А потому, ощутив в руке приятную тяжесть любимого меча, де Дрё ринулся в атаку первым и сделал несколько запальчивых выпадов. В таком состоянии легко было совершить роковой промах. Ангерран с улыбкой контратаковал его. Брызнули яркие искры, высекаемые сталью; оруженосцы, освещавшие факелами бой с двух сторон, едва поспевали за господами.

Робер с трудом отразил мощный удар, приняв его на грань возле самой гарды, и пришел в себя. Так и меч можно испортить, и головы лишиться. А потому он отбросил мысли о Сабине, сосредоточившись на клинке и бое. Это ему помогло: он начал теснить барона.
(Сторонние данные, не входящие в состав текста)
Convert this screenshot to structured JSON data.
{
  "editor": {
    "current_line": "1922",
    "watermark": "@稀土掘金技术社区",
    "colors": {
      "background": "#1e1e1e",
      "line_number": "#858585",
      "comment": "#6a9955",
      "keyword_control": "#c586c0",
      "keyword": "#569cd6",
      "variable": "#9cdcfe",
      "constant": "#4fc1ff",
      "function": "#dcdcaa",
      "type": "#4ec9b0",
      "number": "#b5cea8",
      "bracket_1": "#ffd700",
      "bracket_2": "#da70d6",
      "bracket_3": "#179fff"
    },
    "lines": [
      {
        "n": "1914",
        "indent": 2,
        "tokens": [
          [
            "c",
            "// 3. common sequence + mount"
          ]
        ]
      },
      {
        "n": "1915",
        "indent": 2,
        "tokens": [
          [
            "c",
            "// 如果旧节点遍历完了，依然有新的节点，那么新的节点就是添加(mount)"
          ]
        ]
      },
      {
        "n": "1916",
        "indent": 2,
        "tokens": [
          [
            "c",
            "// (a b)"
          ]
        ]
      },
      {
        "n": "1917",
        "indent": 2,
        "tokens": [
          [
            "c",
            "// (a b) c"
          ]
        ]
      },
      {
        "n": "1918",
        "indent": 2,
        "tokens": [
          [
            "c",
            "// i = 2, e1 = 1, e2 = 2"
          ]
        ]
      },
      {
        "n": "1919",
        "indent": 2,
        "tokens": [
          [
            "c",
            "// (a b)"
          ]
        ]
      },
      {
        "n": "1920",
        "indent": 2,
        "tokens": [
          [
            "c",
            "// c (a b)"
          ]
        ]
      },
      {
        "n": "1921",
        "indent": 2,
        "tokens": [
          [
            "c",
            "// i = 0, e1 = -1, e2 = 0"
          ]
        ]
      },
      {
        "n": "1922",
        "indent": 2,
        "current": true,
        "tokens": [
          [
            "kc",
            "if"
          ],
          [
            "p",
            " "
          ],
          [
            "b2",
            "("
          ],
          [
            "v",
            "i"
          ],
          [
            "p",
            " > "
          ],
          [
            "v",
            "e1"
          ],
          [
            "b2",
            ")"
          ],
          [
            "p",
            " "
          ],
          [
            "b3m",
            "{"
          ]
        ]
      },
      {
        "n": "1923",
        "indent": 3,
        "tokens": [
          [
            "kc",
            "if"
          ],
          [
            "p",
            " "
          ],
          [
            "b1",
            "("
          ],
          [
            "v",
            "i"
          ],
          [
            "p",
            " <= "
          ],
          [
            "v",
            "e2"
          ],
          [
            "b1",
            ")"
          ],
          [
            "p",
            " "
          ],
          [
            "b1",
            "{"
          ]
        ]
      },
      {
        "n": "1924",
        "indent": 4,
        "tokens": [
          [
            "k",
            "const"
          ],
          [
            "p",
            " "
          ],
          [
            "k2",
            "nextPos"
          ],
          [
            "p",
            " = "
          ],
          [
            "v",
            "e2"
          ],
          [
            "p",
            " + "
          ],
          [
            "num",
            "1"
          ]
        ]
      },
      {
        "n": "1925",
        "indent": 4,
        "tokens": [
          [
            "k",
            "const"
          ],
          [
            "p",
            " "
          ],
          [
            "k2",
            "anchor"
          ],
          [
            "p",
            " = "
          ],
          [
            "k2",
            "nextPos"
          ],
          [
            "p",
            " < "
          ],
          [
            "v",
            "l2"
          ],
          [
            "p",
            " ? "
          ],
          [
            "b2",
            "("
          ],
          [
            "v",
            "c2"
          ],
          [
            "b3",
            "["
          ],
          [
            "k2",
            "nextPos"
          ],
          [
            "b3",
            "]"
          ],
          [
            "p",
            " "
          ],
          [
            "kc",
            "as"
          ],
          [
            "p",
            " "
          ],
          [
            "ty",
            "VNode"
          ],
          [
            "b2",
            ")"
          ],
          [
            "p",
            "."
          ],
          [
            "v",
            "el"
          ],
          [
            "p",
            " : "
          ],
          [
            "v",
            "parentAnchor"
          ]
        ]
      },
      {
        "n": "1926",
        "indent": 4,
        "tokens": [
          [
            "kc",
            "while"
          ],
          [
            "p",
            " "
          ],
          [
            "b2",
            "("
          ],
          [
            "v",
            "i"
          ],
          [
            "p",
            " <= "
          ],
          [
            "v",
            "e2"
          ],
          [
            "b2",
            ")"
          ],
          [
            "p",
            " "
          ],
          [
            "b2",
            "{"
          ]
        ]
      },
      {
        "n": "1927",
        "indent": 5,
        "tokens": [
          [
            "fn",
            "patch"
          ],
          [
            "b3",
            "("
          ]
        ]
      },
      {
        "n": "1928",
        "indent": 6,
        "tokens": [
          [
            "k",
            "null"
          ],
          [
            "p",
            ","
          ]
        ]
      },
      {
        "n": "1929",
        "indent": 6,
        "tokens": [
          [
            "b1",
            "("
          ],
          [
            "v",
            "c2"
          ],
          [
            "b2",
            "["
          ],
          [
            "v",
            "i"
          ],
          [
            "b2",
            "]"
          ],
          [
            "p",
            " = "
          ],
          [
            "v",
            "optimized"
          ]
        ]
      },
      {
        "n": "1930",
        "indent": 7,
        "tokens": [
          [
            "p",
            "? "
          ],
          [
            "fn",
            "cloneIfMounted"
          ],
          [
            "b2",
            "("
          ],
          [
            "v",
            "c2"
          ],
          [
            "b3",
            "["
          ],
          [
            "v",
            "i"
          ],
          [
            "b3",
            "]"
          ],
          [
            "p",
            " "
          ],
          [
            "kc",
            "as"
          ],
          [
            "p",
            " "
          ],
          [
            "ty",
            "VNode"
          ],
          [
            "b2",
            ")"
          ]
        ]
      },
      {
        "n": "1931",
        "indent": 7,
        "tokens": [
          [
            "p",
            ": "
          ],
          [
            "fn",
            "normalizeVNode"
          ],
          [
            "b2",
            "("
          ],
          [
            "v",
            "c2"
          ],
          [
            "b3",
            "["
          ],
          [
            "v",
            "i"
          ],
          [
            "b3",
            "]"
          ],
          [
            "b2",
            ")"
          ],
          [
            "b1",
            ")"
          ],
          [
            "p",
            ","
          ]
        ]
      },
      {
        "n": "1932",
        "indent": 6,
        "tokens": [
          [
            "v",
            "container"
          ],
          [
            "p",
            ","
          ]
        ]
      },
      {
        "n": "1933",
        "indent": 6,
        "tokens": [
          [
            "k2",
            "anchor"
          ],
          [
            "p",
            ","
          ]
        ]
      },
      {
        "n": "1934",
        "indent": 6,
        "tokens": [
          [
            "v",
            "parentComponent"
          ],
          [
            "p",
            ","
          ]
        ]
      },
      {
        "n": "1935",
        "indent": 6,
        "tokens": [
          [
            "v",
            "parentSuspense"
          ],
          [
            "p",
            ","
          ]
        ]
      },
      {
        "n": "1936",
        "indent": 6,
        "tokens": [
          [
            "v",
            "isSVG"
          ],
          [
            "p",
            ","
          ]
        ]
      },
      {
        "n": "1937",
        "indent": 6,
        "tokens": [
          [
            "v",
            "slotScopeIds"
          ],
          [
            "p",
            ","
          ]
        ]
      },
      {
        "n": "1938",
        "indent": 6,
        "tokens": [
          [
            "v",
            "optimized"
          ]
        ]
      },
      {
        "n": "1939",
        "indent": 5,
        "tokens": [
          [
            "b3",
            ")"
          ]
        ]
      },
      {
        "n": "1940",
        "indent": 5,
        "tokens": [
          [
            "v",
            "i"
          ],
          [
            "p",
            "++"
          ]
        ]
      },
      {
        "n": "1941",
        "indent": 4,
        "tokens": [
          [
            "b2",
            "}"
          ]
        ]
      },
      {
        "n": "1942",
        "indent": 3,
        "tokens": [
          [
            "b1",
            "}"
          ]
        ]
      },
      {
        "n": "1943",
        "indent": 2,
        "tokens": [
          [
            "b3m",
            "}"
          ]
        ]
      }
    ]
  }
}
На полпути перехватывая лезвие противника, Робер делал один стремительный выпад за другим. Нанося удары с разных сторон, он загнал неистово оборонявшегося Ангеррана в нишу между коновязью и телегой с сеном, которую не успели разгрузить днем. Оценивая свое положение, барон на биение сердца отвлекся. Этого оказалось достаточно. Молниеносным подкручивающим движением меча Робер выбил клинок у него из рук и, тут же перевернув оружие рукоятью вперед, в запале нацелился ему в лицо. Но рука вовремя скользнула вниз, и удар пришелся в плечо. Барон с глухим шлепком врезался в стену. Подобный финал вмиг отрезвил бретеров, с которых, несмотря на мороз, стекал обильный пот.